NEW YORK (CNNMoney.com) -- Middle-class households in America have to work harder than ever to maintain their standard of living, according to a report released Wednesday.
Sixty nine percent of middle-class households are at risk of losing their standard of living in the long term, says Demos, an advocacy group for lower and middle-class Americans.
And the rising costs of health care, housing, and education are forcing middle-class families to work harder to maintain that standard, said Jennifer Wheary, the report's co-author in an interview with CNNMoney.com.
"The way that they have stayed secure is by tightening belts," said Wheary. "People now have to work more hours to be at that same level."
Demos defined middle-class households as those whose income is approximately between $40,000 and $129,000 (based on a family of four), whose head of household is between the ages of 25 and 64, and excludes those who held more than $500,000 in net financial assets (the top one percent).

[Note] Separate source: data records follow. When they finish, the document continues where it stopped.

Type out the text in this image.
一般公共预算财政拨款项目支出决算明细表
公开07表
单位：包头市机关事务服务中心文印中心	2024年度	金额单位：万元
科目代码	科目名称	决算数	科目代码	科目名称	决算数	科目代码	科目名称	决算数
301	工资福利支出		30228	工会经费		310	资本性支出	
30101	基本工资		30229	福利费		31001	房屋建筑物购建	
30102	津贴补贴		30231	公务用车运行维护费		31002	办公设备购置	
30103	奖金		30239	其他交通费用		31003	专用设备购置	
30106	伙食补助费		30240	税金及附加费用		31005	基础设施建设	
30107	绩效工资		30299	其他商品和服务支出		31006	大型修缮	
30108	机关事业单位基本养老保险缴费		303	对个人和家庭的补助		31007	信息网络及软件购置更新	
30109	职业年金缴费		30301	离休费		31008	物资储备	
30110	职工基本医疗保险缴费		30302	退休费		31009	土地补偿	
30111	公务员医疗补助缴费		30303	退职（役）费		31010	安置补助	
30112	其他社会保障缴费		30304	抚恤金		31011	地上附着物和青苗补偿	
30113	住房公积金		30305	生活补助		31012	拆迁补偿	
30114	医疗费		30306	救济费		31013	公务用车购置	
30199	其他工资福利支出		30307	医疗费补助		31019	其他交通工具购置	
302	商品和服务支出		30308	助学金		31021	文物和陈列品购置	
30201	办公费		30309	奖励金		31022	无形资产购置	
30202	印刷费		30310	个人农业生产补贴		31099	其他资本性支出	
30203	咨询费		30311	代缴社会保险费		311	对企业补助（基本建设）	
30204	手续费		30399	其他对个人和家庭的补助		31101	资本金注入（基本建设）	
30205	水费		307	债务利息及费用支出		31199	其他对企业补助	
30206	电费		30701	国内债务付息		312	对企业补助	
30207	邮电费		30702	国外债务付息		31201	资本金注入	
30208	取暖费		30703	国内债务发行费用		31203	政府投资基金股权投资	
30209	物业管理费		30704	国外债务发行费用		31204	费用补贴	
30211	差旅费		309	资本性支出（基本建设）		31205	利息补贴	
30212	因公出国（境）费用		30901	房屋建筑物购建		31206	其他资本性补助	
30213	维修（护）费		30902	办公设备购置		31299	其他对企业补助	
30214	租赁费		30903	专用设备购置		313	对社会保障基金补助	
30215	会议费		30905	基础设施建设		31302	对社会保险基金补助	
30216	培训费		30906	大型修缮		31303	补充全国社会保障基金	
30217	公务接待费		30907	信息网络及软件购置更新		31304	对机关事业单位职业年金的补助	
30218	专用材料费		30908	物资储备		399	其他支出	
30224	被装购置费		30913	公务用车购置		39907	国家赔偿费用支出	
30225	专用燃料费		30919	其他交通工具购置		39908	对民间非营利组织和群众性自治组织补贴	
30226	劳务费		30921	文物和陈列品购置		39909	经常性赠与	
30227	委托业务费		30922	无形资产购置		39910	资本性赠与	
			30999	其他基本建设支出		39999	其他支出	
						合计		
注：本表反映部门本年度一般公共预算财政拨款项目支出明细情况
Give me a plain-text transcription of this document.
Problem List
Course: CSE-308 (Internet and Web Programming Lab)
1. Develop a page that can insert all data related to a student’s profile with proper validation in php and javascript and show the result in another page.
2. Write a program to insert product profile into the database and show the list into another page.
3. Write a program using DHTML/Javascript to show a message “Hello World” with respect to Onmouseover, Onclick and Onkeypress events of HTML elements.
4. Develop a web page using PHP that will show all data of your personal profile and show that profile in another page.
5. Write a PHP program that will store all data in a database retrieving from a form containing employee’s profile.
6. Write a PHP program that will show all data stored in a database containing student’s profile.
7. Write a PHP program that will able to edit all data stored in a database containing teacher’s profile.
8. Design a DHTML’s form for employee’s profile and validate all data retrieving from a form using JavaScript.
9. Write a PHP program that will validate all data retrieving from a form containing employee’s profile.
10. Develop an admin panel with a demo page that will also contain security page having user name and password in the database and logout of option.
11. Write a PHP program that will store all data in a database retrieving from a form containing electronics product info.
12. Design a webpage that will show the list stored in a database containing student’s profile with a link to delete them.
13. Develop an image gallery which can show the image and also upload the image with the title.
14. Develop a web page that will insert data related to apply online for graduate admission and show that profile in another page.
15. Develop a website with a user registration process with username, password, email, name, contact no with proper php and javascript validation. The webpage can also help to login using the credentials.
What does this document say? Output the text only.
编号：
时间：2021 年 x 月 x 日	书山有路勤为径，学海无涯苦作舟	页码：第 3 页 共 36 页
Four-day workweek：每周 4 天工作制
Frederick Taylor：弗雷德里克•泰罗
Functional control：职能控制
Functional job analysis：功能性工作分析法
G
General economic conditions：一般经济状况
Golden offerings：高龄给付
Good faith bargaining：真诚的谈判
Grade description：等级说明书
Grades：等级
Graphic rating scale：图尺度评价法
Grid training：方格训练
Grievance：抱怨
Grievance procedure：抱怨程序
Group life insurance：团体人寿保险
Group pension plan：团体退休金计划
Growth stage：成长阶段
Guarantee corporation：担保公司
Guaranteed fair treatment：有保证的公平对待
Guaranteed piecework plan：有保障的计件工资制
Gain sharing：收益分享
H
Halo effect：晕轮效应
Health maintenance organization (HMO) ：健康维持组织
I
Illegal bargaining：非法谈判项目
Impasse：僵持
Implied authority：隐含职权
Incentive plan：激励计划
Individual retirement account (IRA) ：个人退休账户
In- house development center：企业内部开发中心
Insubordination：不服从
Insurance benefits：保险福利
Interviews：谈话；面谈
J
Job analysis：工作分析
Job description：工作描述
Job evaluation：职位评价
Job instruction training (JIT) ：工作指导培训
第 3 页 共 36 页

The Demos report is designed to measure the financial health of the American middle class by measuring certain key variables.
If their main source of income dries up, only 13 percent of middle class households can live off their assets for nine months, after reducing basic living expenses by one quarter, estimates Demos.
52 percent have no net financial assets at all after debt (excluding home equity), and live paycheck to paycheck.
The average middle-class family is carrying $8,328 in personal debt, which includes credit card debt, student loans, vehicle loans, and medical debt, according to the report. The cost of essential living expenses like health care, housing costs and educational expenses is rising higher than both the rate of inflation and the incomes of most families.
"All these things add up to higher bars that people need to climb over," said Wheary.
Demos's research claims that 23 percent of middle-class families have at least one uninsured member, leaving them vulnerable to a financially draining medical disaster.
The boom in the housing market that began in the mid-1990s thanks to low interest rates and easy credit encouraged families to take on riskier and more expensive mortgages than they might have otherwise, and the recent decline in home prices has left many vulnerable to further financial strain because their homes are worth less and the interest rates on adjustable rate mortgages are much higher now.
What's more, rising tuition costs put a further burden on middle class families.
Wheary advised middle class households to "be conscious of the balanced picture" by planning for long- and short-term expenses, not taking on a bigger mortgage than they can afford and building in a safety net of emergency savings to tide them over should they lose their jobs or be hit with unforeseen expenses.